Platon, hayata ve insana dair tespitlerde bulunurken, “gerçek bilgiye ruhun bedenden kurtulduğu, bedenle hiçbir temas ve birlikteliğin olmaması durumunda kendimizi bu beden denen kirden arıttığımız ve kurtardığımız zaman yaklaşabiliriz. Yani, bedenin budalalıklarından kurtulduğumuz anda, saf olanın birlikteliğine katılmayı, dolayısıyla da doğruluğun ve doğrudan bilgisine sahip olmayı ümit edebiliriz” demiştir. Ona göre, “bu bir seyahattir ve zihni saflaşmış, hazır hale getirilmiş bir başkası tarafından da iyi umutlar beslenerek yapılabilir.[3]” Sofistlere göre, “Öğrenmeye engel olan şeyleri, önyargıları, kırıntı bilgileri soruşturarak ve tartışarak ruhumuzdan uzaklaştırırız ve arınırız. Arınma en iyi ve akıllı ruh durumudur.”

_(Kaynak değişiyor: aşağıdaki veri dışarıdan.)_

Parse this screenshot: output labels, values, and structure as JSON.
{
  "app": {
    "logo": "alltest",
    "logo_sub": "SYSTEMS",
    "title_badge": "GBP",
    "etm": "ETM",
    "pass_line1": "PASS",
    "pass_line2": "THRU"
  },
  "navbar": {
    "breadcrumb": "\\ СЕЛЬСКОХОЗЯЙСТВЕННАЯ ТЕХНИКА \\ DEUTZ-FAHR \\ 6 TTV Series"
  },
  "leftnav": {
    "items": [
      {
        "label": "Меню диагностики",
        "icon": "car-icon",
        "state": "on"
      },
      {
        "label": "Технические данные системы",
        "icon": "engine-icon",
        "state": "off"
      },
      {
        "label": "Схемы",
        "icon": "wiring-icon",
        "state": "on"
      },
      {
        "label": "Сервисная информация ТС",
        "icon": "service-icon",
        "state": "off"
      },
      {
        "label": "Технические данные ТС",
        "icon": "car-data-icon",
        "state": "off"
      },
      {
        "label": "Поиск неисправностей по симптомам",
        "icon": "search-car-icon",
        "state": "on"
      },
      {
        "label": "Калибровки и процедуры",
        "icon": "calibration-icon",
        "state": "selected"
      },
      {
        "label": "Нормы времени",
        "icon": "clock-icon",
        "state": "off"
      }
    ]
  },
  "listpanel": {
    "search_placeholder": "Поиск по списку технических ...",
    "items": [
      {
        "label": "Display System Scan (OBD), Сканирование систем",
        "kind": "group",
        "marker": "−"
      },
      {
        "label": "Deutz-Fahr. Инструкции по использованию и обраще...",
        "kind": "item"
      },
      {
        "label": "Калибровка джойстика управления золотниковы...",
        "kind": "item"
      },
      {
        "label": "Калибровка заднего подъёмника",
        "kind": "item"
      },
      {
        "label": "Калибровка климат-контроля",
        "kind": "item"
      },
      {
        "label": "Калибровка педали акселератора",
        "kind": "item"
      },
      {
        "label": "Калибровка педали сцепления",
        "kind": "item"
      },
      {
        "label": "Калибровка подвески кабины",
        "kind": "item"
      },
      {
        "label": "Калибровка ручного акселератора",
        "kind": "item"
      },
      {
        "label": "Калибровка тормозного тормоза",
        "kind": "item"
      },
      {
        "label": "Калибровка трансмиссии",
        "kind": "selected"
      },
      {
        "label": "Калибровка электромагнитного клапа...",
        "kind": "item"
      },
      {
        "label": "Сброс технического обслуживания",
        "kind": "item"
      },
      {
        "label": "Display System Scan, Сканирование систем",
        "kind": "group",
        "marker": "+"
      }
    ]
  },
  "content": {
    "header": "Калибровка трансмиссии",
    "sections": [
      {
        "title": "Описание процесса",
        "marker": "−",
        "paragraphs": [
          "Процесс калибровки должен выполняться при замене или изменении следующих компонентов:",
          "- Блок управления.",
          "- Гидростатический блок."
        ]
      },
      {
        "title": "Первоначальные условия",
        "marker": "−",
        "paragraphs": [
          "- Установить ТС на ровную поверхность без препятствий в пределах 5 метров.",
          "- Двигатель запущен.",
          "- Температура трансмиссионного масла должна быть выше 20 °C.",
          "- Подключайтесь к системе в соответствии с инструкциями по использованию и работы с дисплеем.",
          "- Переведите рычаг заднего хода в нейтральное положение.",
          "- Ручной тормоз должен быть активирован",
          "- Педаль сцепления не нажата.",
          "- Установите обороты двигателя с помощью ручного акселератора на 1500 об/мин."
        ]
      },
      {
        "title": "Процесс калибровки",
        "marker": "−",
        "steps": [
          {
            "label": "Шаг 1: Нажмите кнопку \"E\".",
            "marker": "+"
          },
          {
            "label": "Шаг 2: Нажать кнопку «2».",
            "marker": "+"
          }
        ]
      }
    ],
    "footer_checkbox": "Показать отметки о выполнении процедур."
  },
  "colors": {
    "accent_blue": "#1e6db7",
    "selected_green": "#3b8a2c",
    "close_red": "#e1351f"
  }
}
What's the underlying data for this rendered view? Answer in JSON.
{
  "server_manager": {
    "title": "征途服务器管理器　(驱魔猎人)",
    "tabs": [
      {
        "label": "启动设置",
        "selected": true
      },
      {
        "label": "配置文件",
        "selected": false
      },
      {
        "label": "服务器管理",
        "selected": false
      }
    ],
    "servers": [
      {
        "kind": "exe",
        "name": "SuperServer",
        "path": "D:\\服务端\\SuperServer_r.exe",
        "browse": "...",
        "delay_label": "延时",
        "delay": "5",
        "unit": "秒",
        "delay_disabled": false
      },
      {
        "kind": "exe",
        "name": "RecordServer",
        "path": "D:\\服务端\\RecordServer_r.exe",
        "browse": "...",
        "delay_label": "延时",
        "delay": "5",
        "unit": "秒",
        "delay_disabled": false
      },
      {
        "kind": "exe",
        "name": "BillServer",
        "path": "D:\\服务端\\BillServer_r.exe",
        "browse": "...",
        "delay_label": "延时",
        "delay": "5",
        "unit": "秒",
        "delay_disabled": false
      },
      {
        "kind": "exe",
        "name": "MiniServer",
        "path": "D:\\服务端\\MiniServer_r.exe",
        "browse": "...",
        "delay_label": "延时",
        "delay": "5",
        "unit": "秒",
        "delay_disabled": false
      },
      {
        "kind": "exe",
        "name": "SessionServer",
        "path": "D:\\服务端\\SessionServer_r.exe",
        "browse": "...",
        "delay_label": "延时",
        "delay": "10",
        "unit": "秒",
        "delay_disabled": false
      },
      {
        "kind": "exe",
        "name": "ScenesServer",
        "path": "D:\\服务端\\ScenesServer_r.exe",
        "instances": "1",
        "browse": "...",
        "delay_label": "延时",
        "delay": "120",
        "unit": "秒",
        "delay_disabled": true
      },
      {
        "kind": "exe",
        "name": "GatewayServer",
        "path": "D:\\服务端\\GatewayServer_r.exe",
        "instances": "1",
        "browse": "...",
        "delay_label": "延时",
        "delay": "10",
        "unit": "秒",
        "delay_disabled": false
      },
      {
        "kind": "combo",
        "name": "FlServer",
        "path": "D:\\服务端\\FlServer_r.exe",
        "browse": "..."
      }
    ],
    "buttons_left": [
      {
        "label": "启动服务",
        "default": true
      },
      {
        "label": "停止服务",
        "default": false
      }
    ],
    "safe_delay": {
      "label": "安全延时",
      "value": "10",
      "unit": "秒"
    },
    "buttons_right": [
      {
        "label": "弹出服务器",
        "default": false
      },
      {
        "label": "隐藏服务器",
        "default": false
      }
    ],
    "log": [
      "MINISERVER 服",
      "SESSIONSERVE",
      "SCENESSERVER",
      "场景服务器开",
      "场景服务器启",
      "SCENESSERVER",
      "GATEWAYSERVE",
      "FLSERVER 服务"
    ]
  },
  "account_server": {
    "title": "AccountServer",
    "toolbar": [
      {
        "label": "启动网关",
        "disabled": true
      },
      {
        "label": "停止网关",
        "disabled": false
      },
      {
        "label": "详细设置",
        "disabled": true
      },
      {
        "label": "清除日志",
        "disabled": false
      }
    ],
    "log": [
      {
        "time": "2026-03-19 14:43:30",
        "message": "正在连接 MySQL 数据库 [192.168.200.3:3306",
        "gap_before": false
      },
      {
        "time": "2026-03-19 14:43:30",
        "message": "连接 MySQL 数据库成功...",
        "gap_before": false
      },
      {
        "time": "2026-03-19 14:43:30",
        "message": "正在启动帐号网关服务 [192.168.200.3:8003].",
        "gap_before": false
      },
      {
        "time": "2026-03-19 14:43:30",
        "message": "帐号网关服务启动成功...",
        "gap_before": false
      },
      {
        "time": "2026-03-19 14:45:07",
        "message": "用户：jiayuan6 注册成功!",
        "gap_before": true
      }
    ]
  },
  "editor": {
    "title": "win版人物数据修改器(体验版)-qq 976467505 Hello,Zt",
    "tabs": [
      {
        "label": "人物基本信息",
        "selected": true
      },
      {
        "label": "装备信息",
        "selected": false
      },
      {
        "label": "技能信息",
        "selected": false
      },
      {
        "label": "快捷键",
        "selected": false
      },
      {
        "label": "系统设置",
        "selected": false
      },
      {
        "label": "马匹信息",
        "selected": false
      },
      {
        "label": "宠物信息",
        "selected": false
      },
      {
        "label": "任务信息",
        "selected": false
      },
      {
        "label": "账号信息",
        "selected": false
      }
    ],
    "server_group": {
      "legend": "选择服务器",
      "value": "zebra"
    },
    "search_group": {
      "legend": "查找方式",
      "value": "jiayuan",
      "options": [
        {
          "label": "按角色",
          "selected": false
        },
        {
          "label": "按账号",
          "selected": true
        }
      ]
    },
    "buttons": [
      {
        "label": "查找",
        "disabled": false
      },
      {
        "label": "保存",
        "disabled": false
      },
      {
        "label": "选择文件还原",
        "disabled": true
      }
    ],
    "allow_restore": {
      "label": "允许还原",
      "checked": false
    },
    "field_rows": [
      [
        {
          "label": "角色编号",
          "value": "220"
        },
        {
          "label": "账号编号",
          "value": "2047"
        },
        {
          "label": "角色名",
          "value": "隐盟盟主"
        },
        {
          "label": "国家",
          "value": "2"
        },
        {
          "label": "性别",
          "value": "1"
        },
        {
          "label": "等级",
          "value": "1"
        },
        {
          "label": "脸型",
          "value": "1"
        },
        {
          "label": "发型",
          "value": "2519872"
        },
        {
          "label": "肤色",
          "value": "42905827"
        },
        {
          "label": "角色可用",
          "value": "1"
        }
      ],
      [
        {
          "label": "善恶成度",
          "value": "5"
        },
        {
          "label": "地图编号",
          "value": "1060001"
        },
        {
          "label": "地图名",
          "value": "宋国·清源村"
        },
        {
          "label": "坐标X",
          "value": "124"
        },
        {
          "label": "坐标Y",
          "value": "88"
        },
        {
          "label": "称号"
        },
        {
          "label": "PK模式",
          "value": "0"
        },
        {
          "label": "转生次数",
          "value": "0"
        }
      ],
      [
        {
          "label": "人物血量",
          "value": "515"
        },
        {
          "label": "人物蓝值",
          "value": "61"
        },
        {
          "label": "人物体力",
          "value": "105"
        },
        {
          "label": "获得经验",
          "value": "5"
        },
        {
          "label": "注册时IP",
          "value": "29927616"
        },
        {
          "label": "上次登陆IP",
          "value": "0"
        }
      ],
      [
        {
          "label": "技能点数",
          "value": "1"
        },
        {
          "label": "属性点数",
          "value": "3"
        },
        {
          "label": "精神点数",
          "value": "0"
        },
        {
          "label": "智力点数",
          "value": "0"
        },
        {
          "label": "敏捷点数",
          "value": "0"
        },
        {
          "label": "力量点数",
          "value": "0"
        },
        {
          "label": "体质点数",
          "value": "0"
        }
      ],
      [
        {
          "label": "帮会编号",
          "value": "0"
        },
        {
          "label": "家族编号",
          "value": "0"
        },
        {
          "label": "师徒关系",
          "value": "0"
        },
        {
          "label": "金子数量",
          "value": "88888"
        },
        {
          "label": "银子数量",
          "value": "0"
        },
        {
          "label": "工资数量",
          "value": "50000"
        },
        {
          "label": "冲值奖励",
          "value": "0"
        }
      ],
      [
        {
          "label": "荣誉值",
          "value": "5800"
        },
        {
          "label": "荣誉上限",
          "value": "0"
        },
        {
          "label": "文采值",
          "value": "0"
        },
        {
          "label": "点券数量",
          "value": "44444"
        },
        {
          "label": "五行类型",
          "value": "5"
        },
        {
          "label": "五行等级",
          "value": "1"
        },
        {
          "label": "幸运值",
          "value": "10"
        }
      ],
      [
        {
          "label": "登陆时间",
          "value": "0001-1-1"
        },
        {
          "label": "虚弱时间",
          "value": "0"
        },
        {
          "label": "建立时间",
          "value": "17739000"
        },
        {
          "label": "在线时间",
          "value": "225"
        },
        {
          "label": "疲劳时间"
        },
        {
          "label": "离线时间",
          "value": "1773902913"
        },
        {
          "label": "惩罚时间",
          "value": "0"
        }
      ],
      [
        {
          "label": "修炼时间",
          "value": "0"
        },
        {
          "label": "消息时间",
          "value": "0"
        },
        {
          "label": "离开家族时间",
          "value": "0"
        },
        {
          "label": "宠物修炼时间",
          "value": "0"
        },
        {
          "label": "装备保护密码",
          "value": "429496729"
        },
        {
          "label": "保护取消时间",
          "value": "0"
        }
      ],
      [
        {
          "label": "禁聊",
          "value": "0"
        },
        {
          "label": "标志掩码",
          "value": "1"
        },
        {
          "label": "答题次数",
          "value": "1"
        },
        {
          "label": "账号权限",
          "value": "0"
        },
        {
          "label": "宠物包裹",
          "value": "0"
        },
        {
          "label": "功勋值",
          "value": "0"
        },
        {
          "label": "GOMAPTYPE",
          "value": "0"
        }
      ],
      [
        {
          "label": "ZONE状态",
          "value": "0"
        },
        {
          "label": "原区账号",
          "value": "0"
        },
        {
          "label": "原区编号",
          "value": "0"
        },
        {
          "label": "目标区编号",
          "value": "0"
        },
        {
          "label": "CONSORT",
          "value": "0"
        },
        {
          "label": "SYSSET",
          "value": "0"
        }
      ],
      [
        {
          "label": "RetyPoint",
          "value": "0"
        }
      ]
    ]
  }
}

Değerli okuyucular; bu zor günlerde “Her nimetin bir sorumluluğu vardır.” (Tekasür, 8) emrine uyarak, yaşadıklarımızı gözden geçirelim; bedenimizi olduğu kadar ruhlarımızı da arındırıp, insani ilişkilerimizi özdeğerlerimizle tutarlı hale getirmeye bakalım: her birinize sahip olduğunuz ilahi öze uygun; insanın insana iyilikte ayna olacağı, sağlıklı ve huzurlu bir hayat dilerim.
[1]Hucurat Suresi 12. Ayet: Ey iman edenler! Zannın çoğundan sakının; çünkü bazı zanlar günahtır. Gizlilikleri araştırmayın, birbirinizin gıybetini yapmayın; herhangi biriniz, ölmüş kardeşinin etini yemekten hoşlanır mı? Bak bundan tiksindiniz! Allah’a itaatsizlikten de sakının. Allah tövbeleri çokça kabul etmektedir, rahmeti sonsuzdur.
[2]Uğur Mumcu’nun, bir yazısında kullandığı Hint atasözü. Âli İmrân Suresi’nin 66. ayetinde de “İşte siz böyle kimselersiniz! Diyelim ki biraz bilginiz olan şey hakkında tartıştınız. Ya hiç bilginiz olmayan şey hakkında niçin tartışıyorsunuz? Allah bilir, siz bilmezsiniz.” buyurulmaktadır.